The second period, years 16-30 of the life of the Belle Oaks program, will be covered by the Tax Increment Financing or TIF.  Similar to the CRA, the TIF a State-enacted program that also dates to the 1960’s. The TIF program permits an agreement between the Developer and the City to defer the payment of certain property taxes, for a specific period of time, in order to provide the necessary funds to redevelop or, improve typically blighted areas.  TIF funds are almost always utilized to build, or improve, infrastructure in a blighted area.  In the case of Richmond Town Square Mall (certainly blighted), the funds will be utilized for many expenses, including to build out sewers, streets, electrical grids, safety lighting and to level the property to make it suitable for the construction of a new development.

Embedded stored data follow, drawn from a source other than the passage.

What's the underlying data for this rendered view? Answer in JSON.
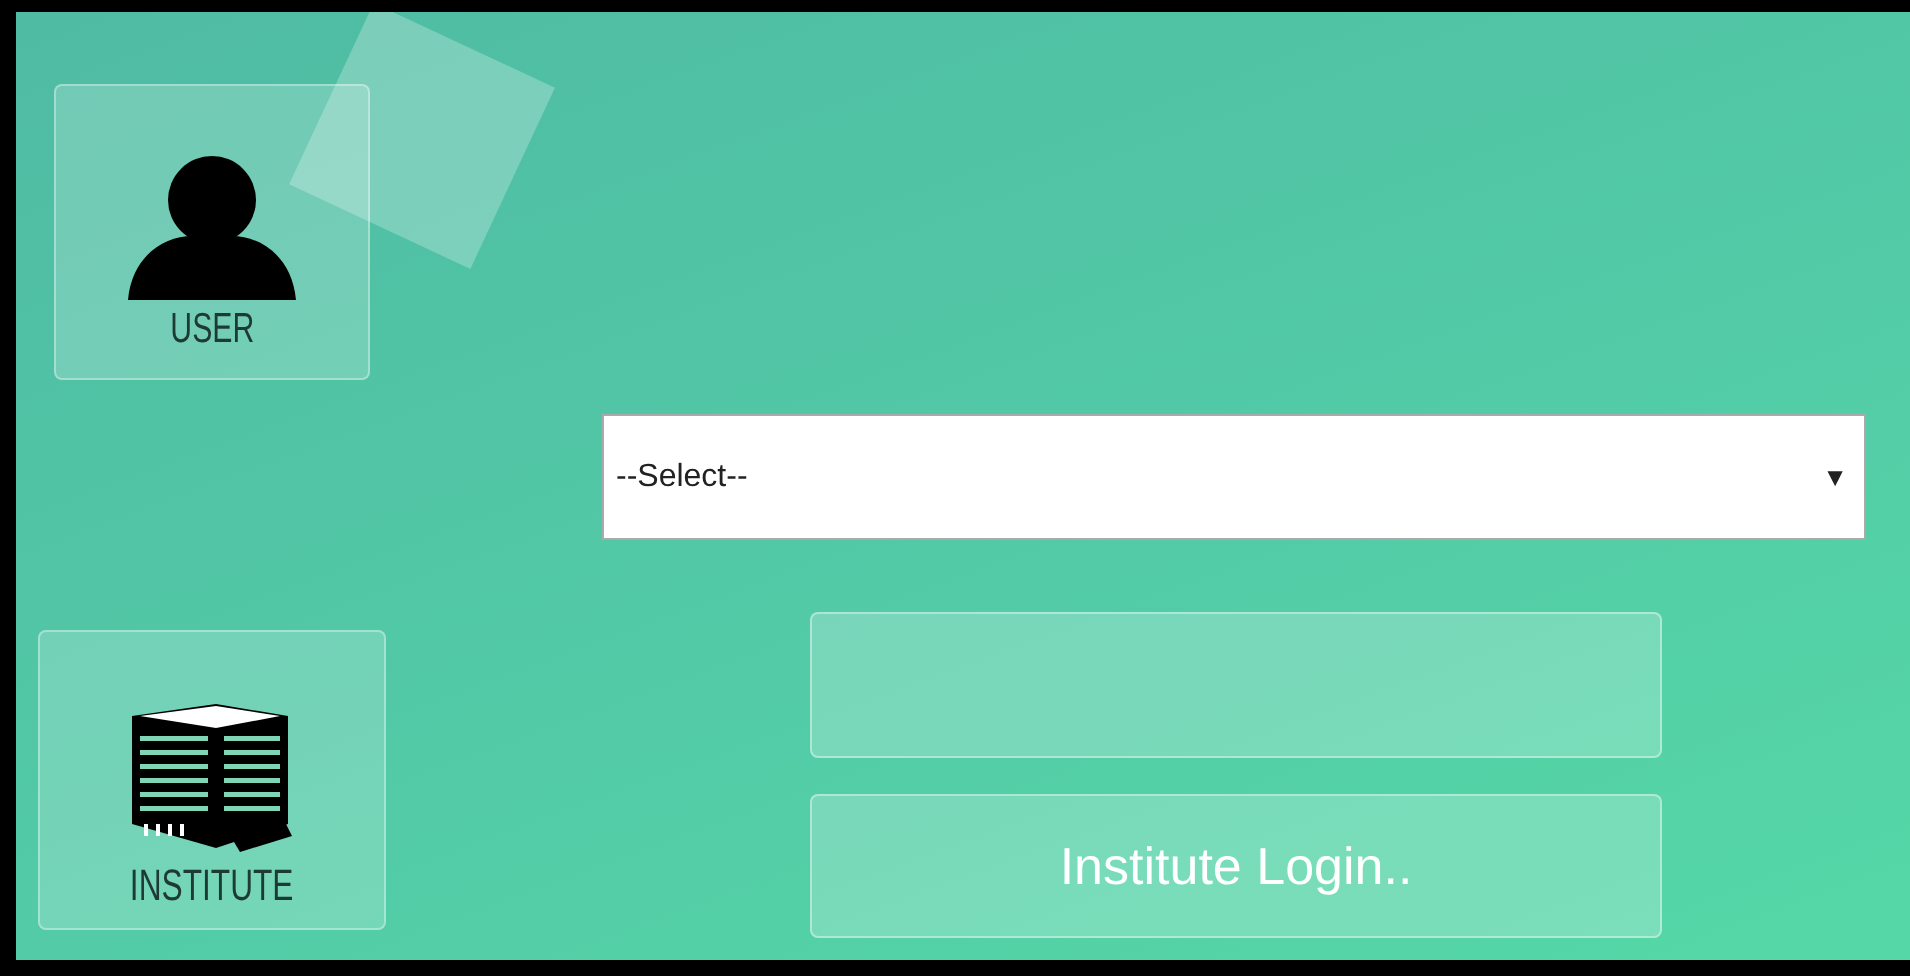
{
  "tiles": [
    {
      "kind": "user",
      "label": "USER"
    },
    {
      "kind": "institute",
      "label": "INSTITUTE"
    }
  ],
  "select": {
    "value": "--Select--",
    "arrow": "▼"
  },
  "button": {
    "label": "Institute Login.."
  }
}
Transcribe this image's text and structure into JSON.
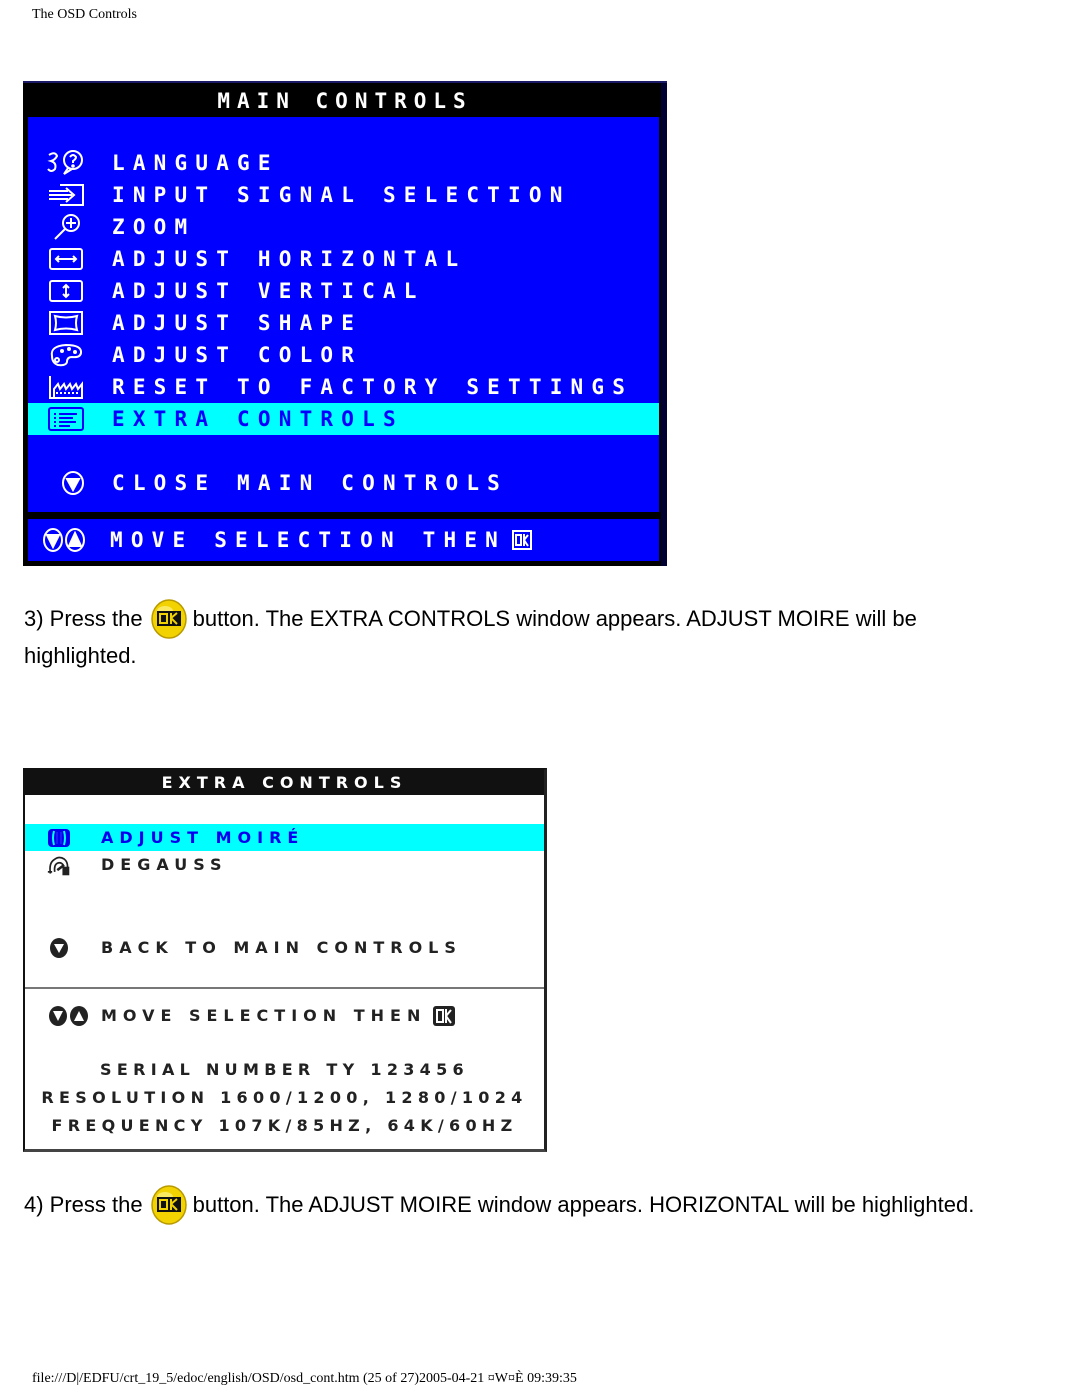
{
  "page": {
    "header_title": "The OSD Controls",
    "footer_text": "file:///D|/EDFU/crt_19_5/edoc/english/OSD/osd_cont.htm (25 of 27)2005-04-21 ¤W¤È 09:39:35"
  },
  "main_controls": {
    "title": "MAIN CONTROLS",
    "items": [
      {
        "icon": "language-icon",
        "label": "LANGUAGE",
        "selected": false
      },
      {
        "icon": "input-signal-icon",
        "label": "INPUT SIGNAL SELECTION",
        "selected": false
      },
      {
        "icon": "zoom-icon",
        "label": "ZOOM",
        "selected": false
      },
      {
        "icon": "horizontal-arrows-icon",
        "label": "ADJUST HORIZONTAL",
        "selected": false
      },
      {
        "icon": "vertical-arrows-icon",
        "label": "ADJUST VERTICAL",
        "selected": false
      },
      {
        "icon": "shape-icon",
        "label": "ADJUST SHAPE",
        "selected": false
      },
      {
        "icon": "palette-icon",
        "label": "ADJUST COLOR",
        "selected": false
      },
      {
        "icon": "factory-icon",
        "label": "RESET TO FACTORY SETTINGS",
        "selected": false
      },
      {
        "icon": "list-icon",
        "label": "EXTRA CONTROLS",
        "selected": true
      }
    ],
    "close_label": "CLOSE MAIN CONTROLS",
    "footer_label": "MOVE SELECTION THEN",
    "colors": {
      "background": "#0000ff",
      "highlight": "#00ffff",
      "text": "#ffffff",
      "frame": "#000000"
    }
  },
  "steps": [
    {
      "prefix": "3) Press the",
      "button_icon": "ok-button-icon",
      "suffix": "button. The EXTRA CONTROLS window appears. ADJUST MOIRE will be",
      "continuation": "highlighted."
    },
    {
      "prefix": "4) Press the",
      "button_icon": "ok-button-icon",
      "suffix": "button. The ADJUST MOIRE window appears. HORIZONTAL will be highlighted."
    }
  ],
  "extra_controls": {
    "title": "EXTRA CONTROLS",
    "items": [
      {
        "icon": "moire-icon",
        "label": "ADJUST MOIRÉ",
        "selected": true
      },
      {
        "icon": "degauss-icon",
        "label": "DEGAUSS",
        "selected": false
      }
    ],
    "back_label": "BACK TO MAIN CONTROLS",
    "footer_label": "MOVE SELECTION THEN",
    "info": {
      "serial": "SERIAL NUMBER TY 123456",
      "resolution": "RESOLUTION 1600/1200, 1280/1024",
      "frequency": "FREQUENCY 107K/85HZ, 64K/60HZ"
    },
    "colors": {
      "background": "#ffffff",
      "highlight": "#00ffff",
      "selected_text": "#0000ee",
      "text": "#222222"
    }
  }
}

In the case of the schools, they will continue to collect 100% of their property taxes from the land and any increases in land value (same as under the CRA).  On the value of new building improvements, starting in year 16, 75% of the value is exempt and 25% of the value is paid, so the schools will receive payments on new building values equal to 25% of the school’s millage rate.  The schools will continue to receive 100% of the taxes paid on existing building values such as Cube Smart, the Movie Theater and the Fitness Center. The chart below shows the relative values of the compensation the schools will receive for each of the periods in question.


What property taxes look like without development

In order to understand the relative value of the Belle Oaks Development to the schools, let’s first look at the relative property taxes that one could project if Belle Oaks does not proceed.  Property taxes would begin at their current levels and then slowly decline over time as the property values continue to slip.

Declining property taxes to schools if development does not happen

What relative property taxes look like with the Belle Oaks Development

Now let us look at the values for each of the property tax abatement periods.  As you can see, not only are the taxes NEVER 100% abated, but the schools receive new, additional income for each of the 30 years. 

Income to the schools is significantly more with development than without; though it is impossible to accurately predict the amount that the schools will receive in taxes. DealPoint Merrill does not determine the value of either the land, or the buildings.  These valuations are determined by Cuyahoga County and will not be determined until the project has started and then, once it is completed.

Projected new revenue to each school district, if the development moves forward.
Disclaimer: Property and Payroll taxes projected based upon Cuyahoga County Tax records for years prior and Impact Study conducted by Project Management Consultants LLC of Cleveland, Ohio – August 2019


The NCA, or New Community Authority, is a board created by an act of City Council under the authority granted by Ohio Law.  Ohio’s NCA is also an established law, first enacted in 1972. The NCA is made up of an uneven number of members representing both the City and the developer.  The uneven number always favors the City.  In the case of the Belle Oaks at Richmond Road project, the NCA consists of seven (7) members; four (4) from the City and three (3) appointed by the developer.

The NCA is a Bridge

The NCA serves as a bridge between the City, the developer and the investors.  The role of the NCA is to serve as the gatekeeper for the abatement funds and to ensure that these funds end up servicing the debt created by the bonds.  Additionally, it is the NCA and not the developer who initially offers the bonds for sale and, being a quasi-governmental agency, the NCA can offer the bonds at a more attractive rate for investors.  In the end, this saves taxpayers money since more of the abated funds go towards principal and less towards interest. The use of an NCA at Belle Oaks enables the developer to avoid asking the City to guarantee the debt.  This is significant for the community because the City can, though the use of the NCA, sponsor hundreds of millions of dollars of new investment without putting its own credit on the line.